There are several biologics on the market designed for the treatment of psoriasis. Some are also prescribed for psoriatic arthritis. secukinumab (Cosentyx), etanercept (Enbrel), adalimumab (Humira), ustekinumab (Stelara), brodalumab (Siliq), ixekizumab (Taltz), and guselkumab (Tremfya) are all given by injection. People taking these medications typically administer the injection themselves at home. Infliximab (Remicade), by contrast, is given through an IV infusion by a healthcare provider.
These biologics typically work by stopping certain proteins that cause inflammation. Because they tackle the immune system, they can cause some serious side effects like infection. The exact side effects and precautions depend on the type of medication you take for plaque psoriasis.

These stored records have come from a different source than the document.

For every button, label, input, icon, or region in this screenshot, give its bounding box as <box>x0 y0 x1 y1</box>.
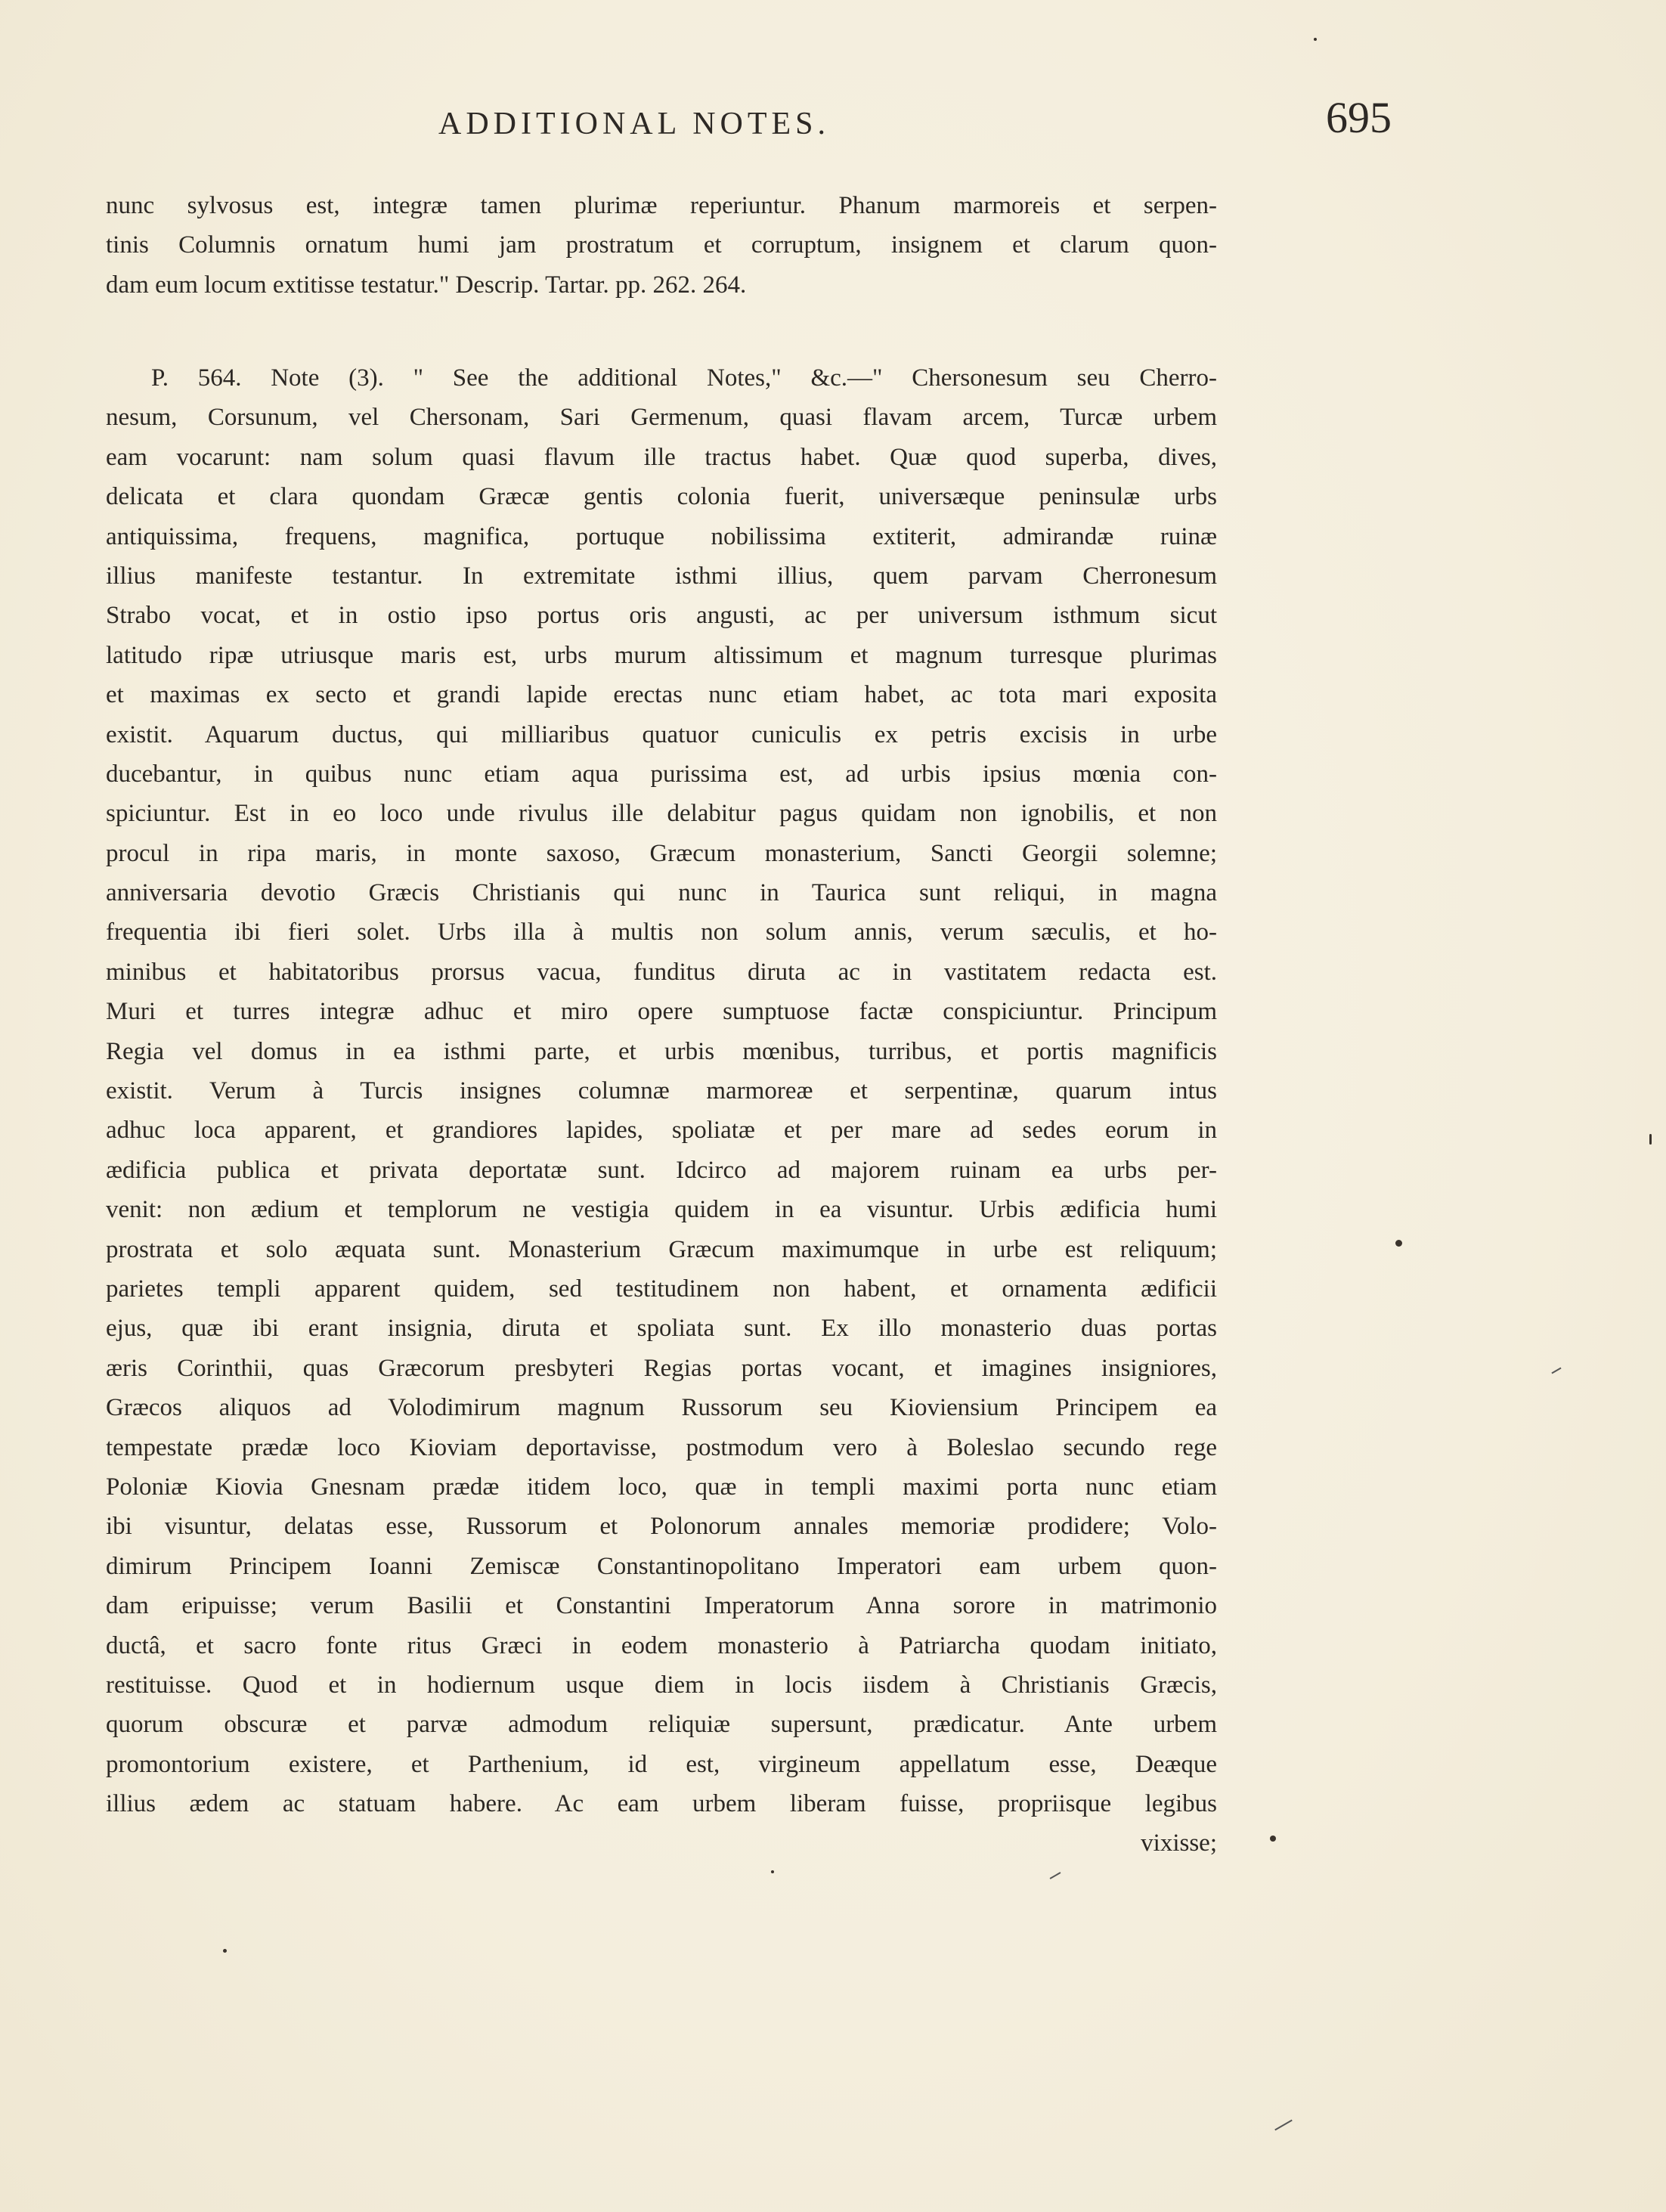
text-line: tempestate prædæ loco Kioviam deportavisse, postmodum vero à Boleslao secundo rege <box>106 1433 1217 1461</box>
ink-mark <box>1274 2120 1293 2131</box>
text-line: antiquissima, frequens, magnifica, portuque nobilissima extiterit, admirandæ ruinæ <box>106 522 1217 550</box>
text-line: minibus et habitatoribus prorsus vacua, funditus diruta ac in vastitatem redacta est. <box>106 958 1217 986</box>
ink-speck <box>1270 1836 1276 1842</box>
text-line: nunc sylvosus est, integræ tamen plurimæ reperiuntur. Phanum marmoreis et serpen- <box>106 192 1217 219</box>
text-line: ducebantur, in quibus nunc etiam aqua purissima est, ad urbis ipsius mœnia con- <box>106 760 1217 788</box>
page-number: 695 <box>1326 93 1392 142</box>
text-line: quorum obscuræ et parvæ admodum reliquiæ supersunt, prædicatur. Ante urbem <box>106 1711 1217 1739</box>
ink-speck <box>1314 38 1317 41</box>
running-head: ADDITIONAL NOTES. <box>438 107 831 141</box>
text-line: promontorium existere, et Parthenium, id est, virgineum appellatum esse, Deæque <box>106 1750 1217 1778</box>
text-line: spiciuntur. Est in eo loco unde rivulus ille delabitur pagus quidam non ignobilis, et non <box>106 800 1217 828</box>
text-line: parietes templi apparent quidem, sed testitudinem non habent, et ornamenta ædificii <box>106 1275 1217 1303</box>
ink-speck <box>771 1870 774 1873</box>
ink-speck <box>223 1949 227 1953</box>
text-line: venit: non ædium et templorum ne vestigia quidem in ea visuntur. Urbis ædificia humi <box>106 1196 1217 1224</box>
text-line: Græcos aliquos ad Volodimirum magnum Russorum seu Kioviensium Principem ea <box>106 1394 1217 1422</box>
ink-mark <box>1551 1368 1561 1374</box>
text-line: delicata et clara quondam Græcæ gentis colonia fuerit, universæque peninsulæ urbs <box>106 483 1217 511</box>
text-line: procul in ripa maris, in monte saxoso, Græcum monasterium, Sancti Georgii solemne; <box>106 839 1217 867</box>
note-heading-line: P. 564. Note (3). " See the additional Notes," &c.—" Chersonesum seu Cherro- <box>151 364 1217 392</box>
text-line-citation: dam eum locum extitisse testatur." Descrip. Tartar. pp. 262. 264. <box>106 271 747 299</box>
text-line: et maximas ex secto et grandi lapide erectas nunc etiam habet, ac tota mari exposita <box>106 681 1217 709</box>
text-line: nesum, Corsunum, vel Chersonam, Sari Germenum, quasi flavam arcem, Turcæ urbem <box>106 404 1217 432</box>
text-line: prostrata et solo æquata sunt. Monasterium Græcum maximumque in urbe est reliquum; <box>106 1235 1217 1263</box>
text-line: anniversaria devotio Græcis Christianis qui nunc in Taurica sunt reliqui, in magna <box>106 879 1217 907</box>
text-line: Muri et turres integræ adhuc et miro opere sumptuose factæ conspiciuntur. Principum <box>106 998 1217 1026</box>
text-line: æris Corinthii, quas Græcorum presbyteri Regias portas vocant, et imagines insigniores, <box>106 1354 1217 1382</box>
text-line: dam eripuisse; verum Basilii et Constantini Imperatorum Anna sorore in matrimonio <box>106 1592 1217 1620</box>
text-line: ejus, quæ ibi erant insignia, diruta et spoliata sunt. Ex illo monasterio duas portas <box>106 1315 1217 1343</box>
text-line: restituisse. Quod et in hodiernum usque diem in locis iisdem à Christianis Græcis, <box>106 1671 1217 1699</box>
text-line: ductâ, et sacro fonte ritus Græci in eodem monasterio à Patriarcha quodam initiato, <box>106 1631 1217 1659</box>
text-line: illius ædem ac statuam habere. Ac eam urbem liberam fuisse, propriisque legibus <box>106 1790 1217 1818</box>
catchword: vixisse; <box>1141 1829 1217 1857</box>
text-line: eam vocarunt: nam solum quasi flavum ille tractus habet. Quæ quod superba, dives, <box>106 443 1217 471</box>
paragraph-continuation <box>106 186 1217 305</box>
text-line: ædificia publica et privata deportatæ sunt. Idcirco ad majorem ruinam ea urbs per- <box>106 1156 1217 1184</box>
text-line: frequentia ibi fieri solet. Urbs illa à multis non solum annis, verum sæculis, et ho- <box>106 919 1217 946</box>
text-line: illius manifeste testantur. In extremitate isthmi illius, quem parvam Cherronesum <box>106 562 1217 590</box>
text-line: adhuc loca apparent, et grandiores lapides, spoliatæ et per mare ad sedes eorum in <box>106 1117 1217 1145</box>
paragraph-note-564 <box>106 358 1217 1863</box>
text-line: dimirum Principem Ioanni Zemiscæ Constantinopolitano Imperatori eam urbem quon- <box>106 1552 1217 1580</box>
text-line: latitudo ripæ utriusque maris est, urbs murum altissimum et magnum turresque plurimas <box>106 641 1217 669</box>
text-line: Regia vel domus in ea isthmi parte, et urbis mœnibus, turribus, et portis magnificis <box>106 1037 1217 1065</box>
text-line: Strabo vocat, et in ostio ipso portus oris angusti, ac per universum isthmum sicut <box>106 602 1217 630</box>
ink-speck <box>1395 1240 1402 1247</box>
text-line: existit. Verum à Turcis insignes columnæ marmoreæ et serpentinæ, quarum intus <box>106 1077 1217 1105</box>
ink-mark <box>1050 1872 1061 1879</box>
text-line: Poloniæ Kiovia Gnesnam prædæ itidem loco, quæ in templi maximi porta nunc etiam <box>106 1473 1217 1501</box>
text-line: ibi visuntur, delatas esse, Russorum et Polonorum annales memoriæ prodidere; Volo- <box>106 1513 1217 1541</box>
text-line: existit. Aquarum ductus, qui milliaribus quatuor cuniculis ex petris excisis in urbe <box>106 720 1217 748</box>
text-line: tinis Columnis ornatum humi jam prostratum et corruptum, insignem et clarum quon- <box>106 231 1217 259</box>
ink-speck <box>1649 1134 1652 1145</box>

According to a 2013 study of people with psoriasis, those taking injectable medications were highly satisfied with treatment because it was both effective and convenient. After an initial dosing period, injectable biologics are given on a more infrequent schedule. Depending on the specific medication, the time between doses may be as short as a week or as long as two to three months.
Oral medications have a much longer track record of treating psoriasis than biologics. These include cyclosporine, apremilast (Otezla), and acitretin (Soriatane), all of which are taken by mouth in pill or liquid form. Methotrexate, another well-established treatment, is taken orally or by injection.
All of these medications have serious side effects that you should discuss with your doctor. For example, cyclosporine increases the risk of infection and kidney problems. The risk is even greater with ongoing use. According to the Mayo Clinic, cyclosporine can’t be used for long periods of time because of these risks. Long-term use of methotrexate also increases the risk of serious side effects, such as liver damage.
Oral medications are typically taken once or twice daily. Methotrexate is the one exception. It’s taken with one weekly dose or divided into three doses over a 24-hour period. Unlike some biologics, there’s no need to take oral medications for psoriasis in a clinical setting. Those with a prescription can take the medicine at home on their own.
Apremilast is a new oral medication that works a bit differently from traditional drugs for psoriasis. According to the National Psoriasis Foundation, this medication acts upon molecules inside immune cells. It stops a certain enzyme that causes inflammation at the cellular level.
When deciding on a treatment plan for your plaque psoriasis, your doctor should take into account many different factors. In addition to how effective the treatment may be, they should discuss the potential risks of each drug with you. Injectable treatments are typically more convenient for those with psoriasis. However, they use newer technology and come with the risk of serious side effects
Oral treatments also have potential side effects, but may be appropriate for people who prefer to take a pill than receive an injection. Be sure to have an open conversation with your doctor before deciding on the right treatment for you. Together you and your doctor can determine the best way to manage your plaque psoriasis.